Column: Sox, Cubs fans not the only ones waiting for next year

And you thought the Yankees-Red Sox series was exciting. Can you feel the electricity on campus this week? It’s unbelievable. All those Yankees fans wearing their hats while trying to remember that the World Series is still being played. Both of those Marlins fans wearing jerseys that haven’t seen the light of day in years. As the Major League Baseball commercials proclaim, “I live for this!”

Plus, think of how long these fans have suffered. The Yankees haven’t won a championship in three years. And the Marlins have been waiting six years! Add those numbers and multiply the total by seven, and guess what? These two teams have been waiting a combined 63 dog years for a World Series title. 63 years! Thank God one team will finally break their curse.

OK, that’s enough sarcasm. I’ll just say it. This World Series sucks.

I’m only watching out of obligation, not actual desire. I love baseball, and after the unparalleled excitement of the first two rounds, I don’t want to miss the actual crowning of a champion. But honestly, this is like drinking water late at night after drinking beer with your friends. You know you should do it before you go to bed, but you’re just bored and ready to fall asleep.

Is there one good story line in this entire series? Something to make me anxious as game time approaches? Something to prevent me from flipping back and forth between Game Three and “Newlyweds?” If there is, I can’t find it.

I know it’s a lovely story about Marlins fans finally coming back after being alienated by the team’s 1997 post-championship fire sale. But my team, the Brewers, hasn’t been in the playoffs since I was six months old, and Red Sox and Cubs fans have endured decades of pain that were only elongated by this year’s heartbreaks. So don’t expect any of us, or fans from other long-suffering teams, to be happy for South Floridians. This is their second World Series in seven years. Hooray for them.

As for the Yankees as an organization, I can only say “Screw Steinbrenner.” This is his 30th year owning the Yankees, so he must be getting up there in age. I wonder who will take over after he’s gone … not that I’m hoping he dies or anything. I’m just wondering.

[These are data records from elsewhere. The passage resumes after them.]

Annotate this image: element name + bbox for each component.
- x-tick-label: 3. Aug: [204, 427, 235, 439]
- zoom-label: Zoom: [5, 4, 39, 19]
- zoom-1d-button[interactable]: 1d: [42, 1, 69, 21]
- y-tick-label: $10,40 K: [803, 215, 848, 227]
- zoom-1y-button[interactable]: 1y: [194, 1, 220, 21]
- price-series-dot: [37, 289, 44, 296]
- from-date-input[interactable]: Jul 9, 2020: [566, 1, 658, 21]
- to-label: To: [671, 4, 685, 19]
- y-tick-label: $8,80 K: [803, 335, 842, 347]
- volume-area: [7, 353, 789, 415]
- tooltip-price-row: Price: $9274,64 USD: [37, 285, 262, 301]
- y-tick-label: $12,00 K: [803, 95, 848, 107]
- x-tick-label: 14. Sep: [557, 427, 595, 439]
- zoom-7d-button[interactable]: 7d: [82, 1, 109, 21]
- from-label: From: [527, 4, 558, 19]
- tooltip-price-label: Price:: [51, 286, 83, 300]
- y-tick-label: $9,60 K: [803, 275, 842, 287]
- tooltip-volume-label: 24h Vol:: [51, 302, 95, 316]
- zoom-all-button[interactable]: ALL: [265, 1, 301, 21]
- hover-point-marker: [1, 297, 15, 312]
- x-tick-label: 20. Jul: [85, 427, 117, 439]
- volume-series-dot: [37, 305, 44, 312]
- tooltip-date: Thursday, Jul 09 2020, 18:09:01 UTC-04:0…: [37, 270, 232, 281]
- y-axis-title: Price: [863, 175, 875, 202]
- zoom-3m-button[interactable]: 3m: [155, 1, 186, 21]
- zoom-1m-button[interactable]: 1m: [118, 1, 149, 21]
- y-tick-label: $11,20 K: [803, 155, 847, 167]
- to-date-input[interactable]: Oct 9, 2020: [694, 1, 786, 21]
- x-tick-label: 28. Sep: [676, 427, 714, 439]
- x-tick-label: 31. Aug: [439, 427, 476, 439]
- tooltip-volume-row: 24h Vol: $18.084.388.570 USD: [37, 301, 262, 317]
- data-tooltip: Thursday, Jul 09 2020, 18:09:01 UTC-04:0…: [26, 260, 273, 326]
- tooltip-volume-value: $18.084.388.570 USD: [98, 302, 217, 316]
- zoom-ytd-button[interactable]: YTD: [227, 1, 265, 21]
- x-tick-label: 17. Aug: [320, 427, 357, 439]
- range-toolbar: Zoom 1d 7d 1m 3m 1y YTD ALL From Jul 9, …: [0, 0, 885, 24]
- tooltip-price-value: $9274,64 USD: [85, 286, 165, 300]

No player stories from the Yankees capture my interest. Sure, Jason Giambi (signed with the Yankees for $120 million) and Mike Mussina ($88 million) are chasing their first championships. But as I dig quarters out of my couch for the laundry machine, their quest for a championship just isn’t touching my heart.

Hideki Matsui could become the first Japanese-born position player to win a World Series. But now all of Japan gets decked out in Yankees gear and watches each Yankees game live, which is just great considering the Yankees really need more fans, let alone an entire country.

On the Marlins, you have Miguel Cabrera, the breakout player of the playoffs. He has all five tools, looks natural doing everything and always appears to be having fun. He’s also 20 years old and playing in the World Series. I’m 21 and still taking General Curriculum Requirements. You might assume I’m above petty jealousy, but I’m not.

Josh Beckett, the young and cocky Texas native, has emerged as a future star. But most people I know from Texas are young and cocky, so he seems like old news.

I suppose there are two good stories in Ivan Rodriguez and Jack McKeon. Both are well-respected guys who were unwanted coming into this season and are now leading a team in the World Series. But after the plots and subplots involved with the Red Sox-Yankees and Cubs-Marlins series, I’m going to need more than Pudge and Trader Jack to make this World Series interesting.

Oh well. I guess I’ll just take a cue from those Red Sox and Cubs fans, and start waiting for next year.